For the past few weeks, I've been dictating emails, blog posts, and texts whenever it makes sense. This is part of my experiment with AI, to see whether an AI transcription model understands me better than traditional speech-to-text software, and using different tools to make my dictation more concise.
Dictation is an unusual way of writing for me. As a typist, I'm used to thinking while typing and thinking at the speed of my fingers. Sometimes I feel like I need to write to clarify what I think. But when I’m dictating, I end up taking long pauses as I try to figure out what to say next – it feels like using an entirely different part of my brain than when I’m typing.

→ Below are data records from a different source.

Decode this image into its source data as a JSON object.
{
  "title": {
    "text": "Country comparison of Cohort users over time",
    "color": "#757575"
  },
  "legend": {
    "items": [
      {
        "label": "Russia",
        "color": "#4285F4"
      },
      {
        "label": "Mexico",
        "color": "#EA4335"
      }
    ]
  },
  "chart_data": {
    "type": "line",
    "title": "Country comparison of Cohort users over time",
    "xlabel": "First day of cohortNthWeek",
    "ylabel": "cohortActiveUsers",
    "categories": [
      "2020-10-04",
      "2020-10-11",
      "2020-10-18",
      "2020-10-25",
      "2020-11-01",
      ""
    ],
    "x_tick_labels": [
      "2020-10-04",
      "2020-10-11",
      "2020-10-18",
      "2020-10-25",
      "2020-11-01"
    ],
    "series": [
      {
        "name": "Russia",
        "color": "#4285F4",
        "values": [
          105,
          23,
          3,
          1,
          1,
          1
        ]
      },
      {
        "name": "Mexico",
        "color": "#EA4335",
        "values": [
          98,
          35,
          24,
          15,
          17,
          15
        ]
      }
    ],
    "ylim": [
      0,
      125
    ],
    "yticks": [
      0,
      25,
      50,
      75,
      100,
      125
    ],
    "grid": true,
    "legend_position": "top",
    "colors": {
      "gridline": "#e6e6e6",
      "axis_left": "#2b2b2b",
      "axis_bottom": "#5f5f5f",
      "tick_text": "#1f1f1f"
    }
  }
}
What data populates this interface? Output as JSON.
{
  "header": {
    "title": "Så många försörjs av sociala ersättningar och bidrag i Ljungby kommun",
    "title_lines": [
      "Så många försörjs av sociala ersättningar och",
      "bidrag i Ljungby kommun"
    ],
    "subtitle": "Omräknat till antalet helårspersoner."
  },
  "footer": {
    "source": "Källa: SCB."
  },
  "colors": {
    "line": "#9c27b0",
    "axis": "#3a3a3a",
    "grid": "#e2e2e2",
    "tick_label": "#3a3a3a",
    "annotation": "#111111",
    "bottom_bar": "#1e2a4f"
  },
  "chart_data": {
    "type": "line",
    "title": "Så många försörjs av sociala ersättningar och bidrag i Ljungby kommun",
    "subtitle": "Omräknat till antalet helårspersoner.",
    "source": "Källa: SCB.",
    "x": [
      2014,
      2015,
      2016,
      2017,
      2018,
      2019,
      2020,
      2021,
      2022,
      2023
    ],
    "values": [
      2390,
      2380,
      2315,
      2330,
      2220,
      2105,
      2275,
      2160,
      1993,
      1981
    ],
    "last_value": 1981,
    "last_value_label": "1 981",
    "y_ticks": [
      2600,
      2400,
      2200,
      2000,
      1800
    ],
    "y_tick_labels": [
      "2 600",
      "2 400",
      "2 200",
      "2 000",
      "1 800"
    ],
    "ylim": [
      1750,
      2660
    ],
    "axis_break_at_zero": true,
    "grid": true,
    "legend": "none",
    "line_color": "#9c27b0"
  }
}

The whole experience makes me think of a scene from a TV show — I think it was Mad Men — where an executive dictates a letter to a secretary. They speak with perfect grammar and without pausing, as if they know exactly what to say and can do it in real-time. Of course, it’s TV so it’s fake! But dictating is a skill that seems completely different from the one I've developed over the past 30 years.
If we shift from a world where most people interact with technology by typing to one where dictation becomes the norm, how will it impact our thinking, writing, and expectations? If most people are writing emails by dictating, what will happen to the way we speak? How will that change the tone and character of our emails? What's going to adapt more: our speech or written communication? Will we learn to dictate in a way that mirrors how we write today, or will email writing evolve to be more like spoken language?
My guess is that we are going to start to expect that our dictation software interprets for us as well as listens to us. Rather than writing down exactly what we say, we're going to expect that our software writes down what we mean.
Maybe that's similar to how dictation used to work when people would dictate letters to a secretary. So us modern professionals will need to re-learn a lost set of skills as we start talking to our technology more and more.
I wonder how it would go if you built a little interpolation agent to take in what you say raw, reformat it with good grammar, and then print that reformed dictation to whatever app you were using.